Thursday 23 June 2011

Les Murray
Honorary Degree of Doctor of Letters

Laureation by Professor Don Paterson
School of English
Thursday 23 June 2011

Les Murray

Chancellor, it is my privilege to present Les Murray for the degree of Doctor of Letters, honoris causa.

The great American poet Robert Lowell was once invited to give a reading at an Ivy League university. In his introduction, the Dean warmly welcomed Lowell, assuring him he would feel at home as there were no less that ten other poets on the staff of the English faculty. With his customary tact, Lowell replied that he doubted there were ten poets alive on the entire planet. As Landor once remarked, “In poetry, there is a greater difference between the good and the excellent, than there is between the bad and the good. Poetry has no golden mean.” But because the distinction is sharp, poetry does have consensus: if you asked the world’s many good poets to write down the names of the five excellent ones, it is very likely Les Murray’s would be among them.

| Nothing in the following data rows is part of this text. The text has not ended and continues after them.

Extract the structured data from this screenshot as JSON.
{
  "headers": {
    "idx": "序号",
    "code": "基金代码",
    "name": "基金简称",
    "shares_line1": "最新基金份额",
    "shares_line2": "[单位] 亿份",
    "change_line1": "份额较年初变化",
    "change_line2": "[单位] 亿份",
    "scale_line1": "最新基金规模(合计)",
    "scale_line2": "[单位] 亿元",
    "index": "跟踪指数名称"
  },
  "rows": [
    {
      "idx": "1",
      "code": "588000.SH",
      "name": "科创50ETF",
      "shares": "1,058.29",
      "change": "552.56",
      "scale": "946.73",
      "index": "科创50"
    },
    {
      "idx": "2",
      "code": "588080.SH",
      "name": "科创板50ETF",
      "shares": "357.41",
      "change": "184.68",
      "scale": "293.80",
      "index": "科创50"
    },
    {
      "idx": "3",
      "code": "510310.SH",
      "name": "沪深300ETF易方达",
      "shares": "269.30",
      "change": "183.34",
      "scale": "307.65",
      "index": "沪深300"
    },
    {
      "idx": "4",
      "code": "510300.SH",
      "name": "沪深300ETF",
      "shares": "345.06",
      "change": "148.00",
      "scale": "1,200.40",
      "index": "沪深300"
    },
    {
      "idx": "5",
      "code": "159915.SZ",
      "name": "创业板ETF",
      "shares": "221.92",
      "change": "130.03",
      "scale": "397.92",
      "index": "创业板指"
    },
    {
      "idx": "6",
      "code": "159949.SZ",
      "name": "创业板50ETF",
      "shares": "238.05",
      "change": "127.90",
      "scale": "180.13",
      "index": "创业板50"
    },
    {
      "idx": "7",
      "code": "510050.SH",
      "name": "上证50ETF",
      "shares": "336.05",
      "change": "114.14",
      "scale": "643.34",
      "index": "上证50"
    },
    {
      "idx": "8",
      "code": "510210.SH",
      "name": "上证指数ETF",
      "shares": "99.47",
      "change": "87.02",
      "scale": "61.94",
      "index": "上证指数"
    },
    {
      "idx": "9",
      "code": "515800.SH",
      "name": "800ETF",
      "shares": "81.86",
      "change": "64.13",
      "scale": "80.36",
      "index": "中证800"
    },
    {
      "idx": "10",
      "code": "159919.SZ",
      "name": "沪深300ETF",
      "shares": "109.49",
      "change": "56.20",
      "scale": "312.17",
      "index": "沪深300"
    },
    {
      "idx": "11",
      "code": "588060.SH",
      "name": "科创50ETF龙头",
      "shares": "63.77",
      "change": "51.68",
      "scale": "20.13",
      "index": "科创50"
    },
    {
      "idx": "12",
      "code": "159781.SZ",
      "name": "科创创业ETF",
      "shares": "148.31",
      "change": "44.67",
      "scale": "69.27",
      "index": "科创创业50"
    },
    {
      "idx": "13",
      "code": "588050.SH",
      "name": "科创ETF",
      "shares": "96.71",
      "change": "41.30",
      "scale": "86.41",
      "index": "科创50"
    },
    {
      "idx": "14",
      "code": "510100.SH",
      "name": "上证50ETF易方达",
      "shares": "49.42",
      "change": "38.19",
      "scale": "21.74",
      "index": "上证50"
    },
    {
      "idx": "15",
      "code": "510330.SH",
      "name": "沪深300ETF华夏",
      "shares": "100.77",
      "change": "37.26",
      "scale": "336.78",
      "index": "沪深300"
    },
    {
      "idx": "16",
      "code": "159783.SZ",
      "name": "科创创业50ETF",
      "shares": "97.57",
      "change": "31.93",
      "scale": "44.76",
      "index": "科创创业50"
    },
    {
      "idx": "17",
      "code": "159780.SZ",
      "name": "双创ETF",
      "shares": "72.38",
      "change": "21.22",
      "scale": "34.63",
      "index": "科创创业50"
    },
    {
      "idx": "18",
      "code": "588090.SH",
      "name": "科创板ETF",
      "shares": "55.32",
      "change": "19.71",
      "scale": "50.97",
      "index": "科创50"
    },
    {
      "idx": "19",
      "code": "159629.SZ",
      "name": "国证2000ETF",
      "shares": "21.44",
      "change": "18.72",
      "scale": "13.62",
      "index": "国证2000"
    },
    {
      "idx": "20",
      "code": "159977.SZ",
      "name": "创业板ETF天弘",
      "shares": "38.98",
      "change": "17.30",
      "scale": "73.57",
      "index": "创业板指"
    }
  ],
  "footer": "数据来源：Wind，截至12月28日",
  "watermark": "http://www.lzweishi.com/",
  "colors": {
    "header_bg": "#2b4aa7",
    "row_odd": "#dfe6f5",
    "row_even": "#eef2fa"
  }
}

Les Murray was born in New South Wales in 1938, grew up in the district of Bunyah, and studied at the University of Sydney. He developed a strong interest in languages, and in the mid-1960s worked as a translator at the Australian National University. After a period of travel in Europe, Murray returned to Sydney, and in the early 1970s gave up what he described as his “respectable cover occupations” to embrace the disreputable art of poetry as a full-time career. In the 1980s, Murray returned to his family home in Bunyah, New South Wales, where he has lived since. Murray’s own family arrived in Sydney from Scotland in the mid-19th century, and In that culturally acquisitive way of ours, we have always regarded Murray as essentially a Scottish poet taking a leisurely route home; but he has always been a frequent visitor here, and proudly declares his Scottish heritage.

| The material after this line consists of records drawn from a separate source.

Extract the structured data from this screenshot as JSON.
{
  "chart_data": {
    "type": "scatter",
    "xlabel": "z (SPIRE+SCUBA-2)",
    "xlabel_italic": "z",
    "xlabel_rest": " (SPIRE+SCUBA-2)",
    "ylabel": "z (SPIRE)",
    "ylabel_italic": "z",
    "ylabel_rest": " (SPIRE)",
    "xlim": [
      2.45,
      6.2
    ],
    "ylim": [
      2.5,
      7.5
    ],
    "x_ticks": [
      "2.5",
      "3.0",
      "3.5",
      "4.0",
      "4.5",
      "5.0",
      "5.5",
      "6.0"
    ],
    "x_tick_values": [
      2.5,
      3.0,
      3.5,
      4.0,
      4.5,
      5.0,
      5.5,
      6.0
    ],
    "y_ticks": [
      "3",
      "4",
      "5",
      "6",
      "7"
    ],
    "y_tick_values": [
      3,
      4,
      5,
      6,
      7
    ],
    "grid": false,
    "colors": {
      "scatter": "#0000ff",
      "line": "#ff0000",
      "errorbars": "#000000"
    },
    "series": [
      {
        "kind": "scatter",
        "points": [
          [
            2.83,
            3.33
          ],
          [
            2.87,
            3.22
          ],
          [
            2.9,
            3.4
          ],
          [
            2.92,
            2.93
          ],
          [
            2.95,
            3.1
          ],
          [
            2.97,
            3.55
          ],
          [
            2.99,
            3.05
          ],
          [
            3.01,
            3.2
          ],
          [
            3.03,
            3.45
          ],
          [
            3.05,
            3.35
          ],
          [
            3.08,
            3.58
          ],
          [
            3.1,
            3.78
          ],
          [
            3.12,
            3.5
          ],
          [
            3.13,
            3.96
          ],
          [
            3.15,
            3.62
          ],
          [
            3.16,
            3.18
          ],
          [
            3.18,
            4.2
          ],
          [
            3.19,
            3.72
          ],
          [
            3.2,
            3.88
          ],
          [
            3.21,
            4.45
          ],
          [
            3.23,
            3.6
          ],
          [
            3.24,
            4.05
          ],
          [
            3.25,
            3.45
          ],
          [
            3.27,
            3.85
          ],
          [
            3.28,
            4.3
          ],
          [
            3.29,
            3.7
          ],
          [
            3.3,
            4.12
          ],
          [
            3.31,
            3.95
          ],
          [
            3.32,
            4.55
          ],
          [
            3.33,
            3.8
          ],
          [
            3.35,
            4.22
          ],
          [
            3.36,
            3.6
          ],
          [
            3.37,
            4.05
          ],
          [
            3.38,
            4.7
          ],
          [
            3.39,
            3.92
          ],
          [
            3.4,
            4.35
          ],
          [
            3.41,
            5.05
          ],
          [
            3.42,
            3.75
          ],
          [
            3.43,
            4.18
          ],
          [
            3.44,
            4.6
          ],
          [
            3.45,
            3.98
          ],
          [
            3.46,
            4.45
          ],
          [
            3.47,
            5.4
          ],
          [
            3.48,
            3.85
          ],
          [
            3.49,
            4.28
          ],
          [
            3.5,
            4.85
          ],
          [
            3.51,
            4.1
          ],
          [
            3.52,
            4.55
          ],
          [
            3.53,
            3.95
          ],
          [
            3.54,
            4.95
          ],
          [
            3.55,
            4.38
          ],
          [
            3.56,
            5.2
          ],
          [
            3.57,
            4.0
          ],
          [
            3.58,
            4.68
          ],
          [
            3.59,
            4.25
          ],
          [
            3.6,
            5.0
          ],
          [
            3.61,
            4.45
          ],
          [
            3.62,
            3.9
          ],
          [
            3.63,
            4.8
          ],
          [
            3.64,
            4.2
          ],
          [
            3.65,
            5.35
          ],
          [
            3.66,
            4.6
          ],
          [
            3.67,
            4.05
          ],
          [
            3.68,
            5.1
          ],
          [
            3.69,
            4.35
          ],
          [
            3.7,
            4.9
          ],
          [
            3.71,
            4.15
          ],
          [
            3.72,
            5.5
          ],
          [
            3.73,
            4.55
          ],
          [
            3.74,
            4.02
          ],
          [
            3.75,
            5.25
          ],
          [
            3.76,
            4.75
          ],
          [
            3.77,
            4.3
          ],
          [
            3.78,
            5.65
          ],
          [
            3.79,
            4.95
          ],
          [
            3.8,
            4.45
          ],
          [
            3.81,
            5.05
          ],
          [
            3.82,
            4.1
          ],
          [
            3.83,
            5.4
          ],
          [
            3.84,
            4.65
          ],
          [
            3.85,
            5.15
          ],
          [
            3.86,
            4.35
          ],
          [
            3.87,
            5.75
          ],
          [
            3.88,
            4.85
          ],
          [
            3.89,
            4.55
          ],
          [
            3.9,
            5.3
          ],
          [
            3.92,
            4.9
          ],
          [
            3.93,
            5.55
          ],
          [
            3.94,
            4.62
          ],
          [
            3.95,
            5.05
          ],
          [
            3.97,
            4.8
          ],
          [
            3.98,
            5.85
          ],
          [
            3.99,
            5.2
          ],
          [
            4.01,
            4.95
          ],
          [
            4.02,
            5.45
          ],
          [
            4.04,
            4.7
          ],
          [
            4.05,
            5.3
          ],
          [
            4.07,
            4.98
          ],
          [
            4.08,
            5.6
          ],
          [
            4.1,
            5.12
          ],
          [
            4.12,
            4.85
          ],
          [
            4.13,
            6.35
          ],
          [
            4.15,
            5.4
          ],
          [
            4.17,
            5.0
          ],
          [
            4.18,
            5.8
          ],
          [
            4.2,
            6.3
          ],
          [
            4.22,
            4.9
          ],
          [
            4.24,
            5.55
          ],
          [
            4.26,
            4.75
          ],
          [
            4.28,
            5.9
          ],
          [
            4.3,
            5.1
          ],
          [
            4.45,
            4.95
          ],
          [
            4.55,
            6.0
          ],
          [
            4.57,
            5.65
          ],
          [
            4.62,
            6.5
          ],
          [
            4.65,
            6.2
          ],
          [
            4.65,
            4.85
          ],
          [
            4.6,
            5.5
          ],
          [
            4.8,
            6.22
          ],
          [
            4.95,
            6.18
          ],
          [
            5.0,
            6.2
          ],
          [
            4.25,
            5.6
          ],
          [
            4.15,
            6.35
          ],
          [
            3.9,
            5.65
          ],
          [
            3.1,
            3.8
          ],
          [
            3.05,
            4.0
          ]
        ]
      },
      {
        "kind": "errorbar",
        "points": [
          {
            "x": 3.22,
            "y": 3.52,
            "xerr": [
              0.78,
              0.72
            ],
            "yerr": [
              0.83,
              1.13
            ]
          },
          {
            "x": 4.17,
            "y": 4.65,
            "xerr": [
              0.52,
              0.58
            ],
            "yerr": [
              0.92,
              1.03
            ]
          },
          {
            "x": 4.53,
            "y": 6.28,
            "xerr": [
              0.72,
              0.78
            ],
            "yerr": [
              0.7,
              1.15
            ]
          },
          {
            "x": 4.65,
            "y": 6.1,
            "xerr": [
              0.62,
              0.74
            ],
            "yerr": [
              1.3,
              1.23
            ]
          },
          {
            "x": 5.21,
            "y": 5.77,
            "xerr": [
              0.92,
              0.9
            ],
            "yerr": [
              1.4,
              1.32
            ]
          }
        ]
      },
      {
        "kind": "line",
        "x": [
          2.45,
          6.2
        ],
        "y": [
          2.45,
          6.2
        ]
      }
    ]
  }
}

To call Murray’s literary output ‘rich and various’ is to give no impression of a poetry, as Derek Walcott described it, “so rooted in its sacredness, so broad-leafed in its pleasures”, nor communicate anything of its effortless fluency and almost casual innovation. However, one attribute we tend to think of as distinctly Murrayesque is ‘sprawl’. ‘Sprawl’ is something Murray himself identifies as strongly characteristic of the Australian aesthetic, a little like ‘louche’ on steroids, but with added intent – but it’s as indefinable and elusive a quality as Spanish duende, or Scots couthiness. ‘Sprawl,’ he says, ‘… is doing your farm work by aeroplane, roughly, / or driving a hitchhiker that extra hundred miles home … / … Sprawl occurs in art. The fifteenth to twenty-first / lines in a sonnet, for example. And in certain paintings. / I have sprawl enough to have forgotten which paintings.

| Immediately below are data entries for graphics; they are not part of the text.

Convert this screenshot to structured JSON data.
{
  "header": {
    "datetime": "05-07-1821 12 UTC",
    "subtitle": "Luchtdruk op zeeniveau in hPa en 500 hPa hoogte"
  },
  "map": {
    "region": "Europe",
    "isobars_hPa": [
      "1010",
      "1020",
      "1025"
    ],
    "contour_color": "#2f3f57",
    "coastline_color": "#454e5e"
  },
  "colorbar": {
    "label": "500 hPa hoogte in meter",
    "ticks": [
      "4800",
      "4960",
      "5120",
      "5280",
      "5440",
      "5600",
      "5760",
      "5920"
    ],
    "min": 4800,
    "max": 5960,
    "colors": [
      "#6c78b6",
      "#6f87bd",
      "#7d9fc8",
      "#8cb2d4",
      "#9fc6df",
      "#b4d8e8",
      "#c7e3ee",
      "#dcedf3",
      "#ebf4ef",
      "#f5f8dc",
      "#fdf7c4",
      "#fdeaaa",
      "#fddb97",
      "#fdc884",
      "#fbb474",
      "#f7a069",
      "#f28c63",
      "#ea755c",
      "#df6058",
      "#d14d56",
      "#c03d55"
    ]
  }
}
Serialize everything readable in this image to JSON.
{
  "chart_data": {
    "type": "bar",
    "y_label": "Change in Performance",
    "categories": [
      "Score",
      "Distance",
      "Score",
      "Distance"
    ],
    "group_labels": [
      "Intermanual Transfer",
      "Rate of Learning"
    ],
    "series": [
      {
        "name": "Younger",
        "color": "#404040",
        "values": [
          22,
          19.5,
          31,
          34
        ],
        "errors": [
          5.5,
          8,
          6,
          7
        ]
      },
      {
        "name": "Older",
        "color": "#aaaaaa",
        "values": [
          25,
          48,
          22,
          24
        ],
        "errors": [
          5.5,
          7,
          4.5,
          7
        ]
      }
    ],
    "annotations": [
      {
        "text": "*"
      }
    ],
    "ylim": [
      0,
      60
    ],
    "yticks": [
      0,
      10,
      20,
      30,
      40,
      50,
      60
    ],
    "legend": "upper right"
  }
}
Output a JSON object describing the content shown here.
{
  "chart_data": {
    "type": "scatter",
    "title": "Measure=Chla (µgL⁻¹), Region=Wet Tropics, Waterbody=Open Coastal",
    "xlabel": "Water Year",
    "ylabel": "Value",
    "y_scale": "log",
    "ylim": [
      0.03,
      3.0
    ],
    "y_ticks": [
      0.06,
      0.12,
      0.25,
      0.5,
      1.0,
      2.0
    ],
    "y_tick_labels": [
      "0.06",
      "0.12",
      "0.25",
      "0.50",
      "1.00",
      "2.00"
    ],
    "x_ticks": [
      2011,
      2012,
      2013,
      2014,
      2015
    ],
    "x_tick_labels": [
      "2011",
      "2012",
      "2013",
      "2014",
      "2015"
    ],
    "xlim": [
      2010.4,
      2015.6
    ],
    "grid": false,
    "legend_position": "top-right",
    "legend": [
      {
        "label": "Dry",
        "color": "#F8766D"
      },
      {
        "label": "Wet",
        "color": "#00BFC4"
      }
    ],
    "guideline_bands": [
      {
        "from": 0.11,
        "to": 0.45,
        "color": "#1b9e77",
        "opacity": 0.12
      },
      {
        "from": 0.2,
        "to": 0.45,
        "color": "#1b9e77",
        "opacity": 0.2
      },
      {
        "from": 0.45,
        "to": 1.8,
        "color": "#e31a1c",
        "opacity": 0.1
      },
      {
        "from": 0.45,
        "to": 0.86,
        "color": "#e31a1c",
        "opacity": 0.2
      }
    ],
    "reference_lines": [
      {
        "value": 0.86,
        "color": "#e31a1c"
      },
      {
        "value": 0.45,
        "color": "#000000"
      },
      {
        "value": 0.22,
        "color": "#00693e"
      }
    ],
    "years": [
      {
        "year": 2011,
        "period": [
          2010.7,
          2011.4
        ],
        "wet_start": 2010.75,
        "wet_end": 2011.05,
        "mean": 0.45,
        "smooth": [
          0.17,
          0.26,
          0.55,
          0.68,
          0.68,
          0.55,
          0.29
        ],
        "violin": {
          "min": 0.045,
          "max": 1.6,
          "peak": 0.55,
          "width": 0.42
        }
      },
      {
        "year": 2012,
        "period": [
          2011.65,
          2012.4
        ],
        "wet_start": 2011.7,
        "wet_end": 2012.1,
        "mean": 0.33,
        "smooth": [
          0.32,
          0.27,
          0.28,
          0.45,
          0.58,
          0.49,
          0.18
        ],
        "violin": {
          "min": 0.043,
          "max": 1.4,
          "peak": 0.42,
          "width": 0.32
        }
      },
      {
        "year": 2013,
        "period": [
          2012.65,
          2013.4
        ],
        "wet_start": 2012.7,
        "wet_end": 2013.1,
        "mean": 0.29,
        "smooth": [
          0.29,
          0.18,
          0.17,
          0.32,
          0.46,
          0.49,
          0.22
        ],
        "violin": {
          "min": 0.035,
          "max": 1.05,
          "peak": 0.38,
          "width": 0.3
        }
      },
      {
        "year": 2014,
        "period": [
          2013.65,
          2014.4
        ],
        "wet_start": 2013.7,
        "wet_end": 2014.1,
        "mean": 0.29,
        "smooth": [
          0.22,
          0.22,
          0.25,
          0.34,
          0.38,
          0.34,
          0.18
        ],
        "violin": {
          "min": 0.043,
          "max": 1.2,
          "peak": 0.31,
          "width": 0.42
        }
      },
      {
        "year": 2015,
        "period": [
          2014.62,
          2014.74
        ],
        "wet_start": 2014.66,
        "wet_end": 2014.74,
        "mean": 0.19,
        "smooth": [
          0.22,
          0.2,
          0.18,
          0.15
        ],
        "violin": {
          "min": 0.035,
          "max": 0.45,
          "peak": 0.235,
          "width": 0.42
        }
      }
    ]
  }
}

‘The long poem’ often has readers begging for less; but when Murray exercises his right to sprawl – one thinks especially of the verse-novels Fredy Neptune or The Boys Who Stole the Funeral – the results are always utterly compelling. However the reader swiftly realizes that such a fascinating, varied and vast landscape could not have been revealed to them unless Murray had first scaled the heights from which it might be apprehended. It is this commanding height that sets his work apart; and what has raised him there is his intellectual restlessness, his bold engagement with the controversies of faith and politics, his deep involvement with the land, and his readiness to speak up for all members of his ‘vernacular republic’ – especially the rural poor, the politically disenfranchised, and the socially marginalized.

To give just one remarkable example of Murray’s gift for ‘speaking up’: his collection Translations from the Natural World saw him take on the voices of many different animals, forging for each a unique syntax, a music, a pattern of thought. The results were too moving and profound to be dismissed as mere literary ventriloquism; instead, they demonstrated the most admirable talent our own species has – its ability to empathize with those unlike ourselves. This is the moral use of the imagination. And this, one feels, is the kind of writer Robert Lowell meant by ‘poet’.

Les Murray has been the recipient of many prizes and awards, the range of which give some indication of the international reach of his reputation: these include the Officer of the Order of Australia, the T. S. Eliot Prize, the Queen’s Gold Medal for Poetry, the Petrarch Prize in Germany and the Premio Mondello in Italy. It is particularly gratifying to add a Scottish honour to this exceptional tally.

Chancellor, in recognition of his remarkable contribution to the poetry of the English language, I invite you to confer on Les Murray the degree of Doctor of Letters, honoris causa.